Fast Estimation of the Spectral Norm of Random Matrices

Table of Contents

This is a gemini-2.5-flash translation of a Chinese article.

It has NOT been vetted for errors. You should have the original article open in a parallel tab at all times.

By Su Jianlin | 2025-10-12 | 12629 Readers

In the “Approximate Estimation” section of 《Higher-Order MuP: Simpler but More Sophisticated Spectral Condition Scaling》, we previously presented a conclusion: “For a random matrix of size $n \times m$ following a standard normal distribution, its spectral norm is approximately $\sqrt{n}+\sqrt{m}$.”

In this article, we will further discuss this conclusion and provide a fast estimation method for the spectral norm of random matrices.

Random Matrix Theory
#

Consider a random matrix $\boldsymbol{W}\in\mathbb{R}^{n\times m}$, where each element is sampled independently and identically from a standard normal distribution $\mathcal{N}(0,1)$. We aim to estimate the spectral norm of $\boldsymbol{W}$, which is its largest singular value, and we take $\mathbb{E}[\Vert\boldsymbol{W}\Vert_2]$ as the final estimation result.
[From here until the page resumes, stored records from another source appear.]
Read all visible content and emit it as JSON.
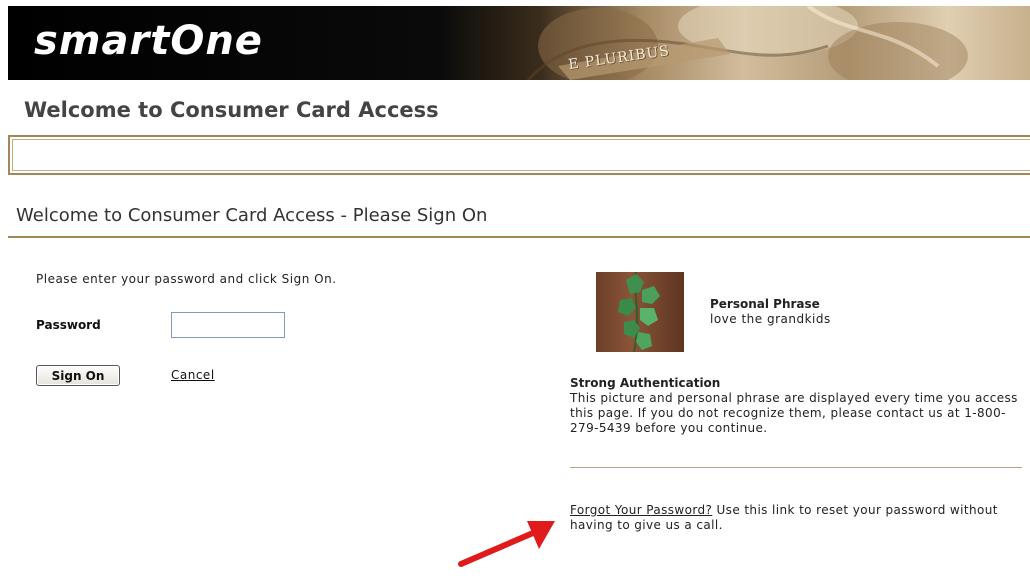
{
  "header": {
    "logo": "smartOne",
    "banner_motto": "E PLURIBUS"
  },
  "page_title": "Welcome to Consumer Card Access",
  "section_title": "Welcome to Consumer Card Access - Please Sign On",
  "signin": {
    "instruction": "Please enter your password and click Sign On.",
    "password_label": "Password",
    "password_value": "",
    "sign_on_label": "Sign On",
    "cancel_label": "Cancel"
  },
  "personal_phrase": {
    "title": "Personal Phrase",
    "text": "love the grandkids"
  },
  "strong_auth": {
    "title": "Strong Authentication",
    "text": "This picture and personal phrase are displayed every time you access this page. If you do not recognize them, please contact us at 1-800-279-5439 before you continue."
  },
  "forgot": {
    "link_label": "Forgot Your Password?",
    "text": " Use this link to reset your password without having to give us a call."
  },
  "colors": {
    "accent_rule": "#a4865b",
    "arrow": "#e01b1b"
  }
}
First, it should be pointed out that the analysis of random matrix properties has formed a specialized branch. Regarding the estimation of the spectral norm for normal matrices, relevant keywords include “Marchenko–Pastur Distribution”, “Bai-Yin law”, “Gordon’s theorem”, etc. These encompass detailed estimation results for singular value distributions. However, we will not delve into these topics; instead, we will introduce a method to quickly derive $\sqrt{n}+\sqrt{m}$.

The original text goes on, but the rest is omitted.